Le bien et l’être est le nom du lieu où j’exerce le métier d’ostéopathe. Ce n’est par hasard ! Comment être bien ? Je me suis souvent posé la question. J’ai trouvé en l’ostéopathie une réponse possible.

 

Le corps humain est une organisation complexe qui m’a toujours fascinée !

 

Petite déjà, mes jeux d’enfants tournaient autour de la santé. J’ai ouvert de multiples hôpitaux pour playmobils et poupées et joué des heures entières avec le vieux stéthoscope de mon grand-père médecin! Puis, quand j’avais quinze ans, il y a eu l’histoire d’une de mes proches qui souffrait d’atroces migraines. Elle a consulté un ostéopathe qui l’a guérie totalement de ces douleurs céphaliques.


Je suis alors entrée à l’école suisse d’ostéopathie à Belmont-sur-Lausanne pour cinq années d’études.

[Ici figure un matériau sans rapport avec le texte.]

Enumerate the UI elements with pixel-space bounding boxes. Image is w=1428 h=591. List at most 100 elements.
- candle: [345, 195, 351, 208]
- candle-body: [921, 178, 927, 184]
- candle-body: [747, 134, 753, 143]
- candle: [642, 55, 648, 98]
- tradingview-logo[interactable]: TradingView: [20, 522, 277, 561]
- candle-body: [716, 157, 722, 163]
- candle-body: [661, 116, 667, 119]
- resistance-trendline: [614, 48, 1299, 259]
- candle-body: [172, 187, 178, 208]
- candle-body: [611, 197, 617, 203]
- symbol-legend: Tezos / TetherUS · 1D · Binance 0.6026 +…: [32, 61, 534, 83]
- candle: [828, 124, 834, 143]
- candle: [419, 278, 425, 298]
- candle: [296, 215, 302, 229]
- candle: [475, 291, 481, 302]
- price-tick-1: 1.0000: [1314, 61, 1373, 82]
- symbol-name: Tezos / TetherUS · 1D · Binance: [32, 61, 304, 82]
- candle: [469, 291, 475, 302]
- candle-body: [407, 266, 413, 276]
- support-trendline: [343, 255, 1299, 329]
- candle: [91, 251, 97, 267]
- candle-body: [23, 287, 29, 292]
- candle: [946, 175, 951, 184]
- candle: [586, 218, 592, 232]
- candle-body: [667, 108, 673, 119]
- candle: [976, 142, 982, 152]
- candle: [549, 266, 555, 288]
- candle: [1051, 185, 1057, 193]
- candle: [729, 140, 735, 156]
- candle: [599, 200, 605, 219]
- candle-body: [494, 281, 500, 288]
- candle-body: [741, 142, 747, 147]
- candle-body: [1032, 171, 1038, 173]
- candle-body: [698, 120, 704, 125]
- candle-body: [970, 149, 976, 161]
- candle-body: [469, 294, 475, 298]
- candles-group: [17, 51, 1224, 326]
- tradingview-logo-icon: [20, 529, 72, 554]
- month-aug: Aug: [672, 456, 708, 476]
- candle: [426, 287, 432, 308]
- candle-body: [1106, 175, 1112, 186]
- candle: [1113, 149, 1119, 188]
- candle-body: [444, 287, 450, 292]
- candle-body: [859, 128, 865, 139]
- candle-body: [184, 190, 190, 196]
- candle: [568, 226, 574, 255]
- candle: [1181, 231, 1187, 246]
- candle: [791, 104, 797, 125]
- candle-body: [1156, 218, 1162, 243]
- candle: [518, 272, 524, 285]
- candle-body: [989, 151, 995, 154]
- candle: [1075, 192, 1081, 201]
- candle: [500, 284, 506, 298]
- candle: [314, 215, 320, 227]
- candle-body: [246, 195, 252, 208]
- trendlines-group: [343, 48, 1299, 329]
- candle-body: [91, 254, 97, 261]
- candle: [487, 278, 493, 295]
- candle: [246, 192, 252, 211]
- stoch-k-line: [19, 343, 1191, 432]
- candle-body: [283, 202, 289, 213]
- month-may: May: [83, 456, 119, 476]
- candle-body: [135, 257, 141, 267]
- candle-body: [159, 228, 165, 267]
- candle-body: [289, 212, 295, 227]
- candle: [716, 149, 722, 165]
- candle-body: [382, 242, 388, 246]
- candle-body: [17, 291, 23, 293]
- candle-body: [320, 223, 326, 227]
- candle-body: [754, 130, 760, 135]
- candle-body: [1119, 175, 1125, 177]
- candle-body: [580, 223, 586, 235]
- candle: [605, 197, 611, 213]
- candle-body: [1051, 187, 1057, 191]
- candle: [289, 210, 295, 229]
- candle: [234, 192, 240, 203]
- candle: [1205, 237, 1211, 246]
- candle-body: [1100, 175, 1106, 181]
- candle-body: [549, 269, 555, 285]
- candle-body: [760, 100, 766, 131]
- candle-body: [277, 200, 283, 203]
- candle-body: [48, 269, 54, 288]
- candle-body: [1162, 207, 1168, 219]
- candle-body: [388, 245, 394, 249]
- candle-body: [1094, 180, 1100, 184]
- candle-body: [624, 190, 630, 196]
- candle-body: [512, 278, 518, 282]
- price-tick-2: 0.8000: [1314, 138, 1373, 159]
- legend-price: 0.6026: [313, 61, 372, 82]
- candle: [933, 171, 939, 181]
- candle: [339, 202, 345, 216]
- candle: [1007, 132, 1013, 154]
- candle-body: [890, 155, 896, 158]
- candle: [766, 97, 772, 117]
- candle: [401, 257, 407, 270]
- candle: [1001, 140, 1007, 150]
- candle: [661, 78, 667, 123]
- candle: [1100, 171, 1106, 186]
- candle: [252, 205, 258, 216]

Le cursus est constitué de deux années propédeutiques qui m’ont permis d'acquérir les fondements de la physiologie humaine et surtout les bases de l’ostéopathie. Le programme se poursuit par l’apprentissage de la sémiologie, de la pathologie ainsi que par le perfectionnement de la pratique de l’ostéopathie.


J’ai commencé ma carrière en tant qu’assistante chez différents ostéopathes. J’ai eu la chance d’être suivie par une personne spécialiste en ostéopathie pédiatrique ; domaine vers lequel je souhaite encore plus m’orienter.


Je travaille depuis plusieurs années comme ostéopathe indépendante à Genève. Ce que j’aime dans mon métier, c’est le contact varié avec chaque patient. Chacun a son histoire, ses douleurs et sa manière propre de les vivre. Il n’y a pas une seule journée semblable.


Je suis enchantée de partager mon quotidien professionnel avec trois vives et dynamiques personnalités que sont Marie-Claude Hertzschuch, Nathalie Papis et Stéphanie Rossier. Nous formons ensemble les quatre muses de la rue qui porte ce nom.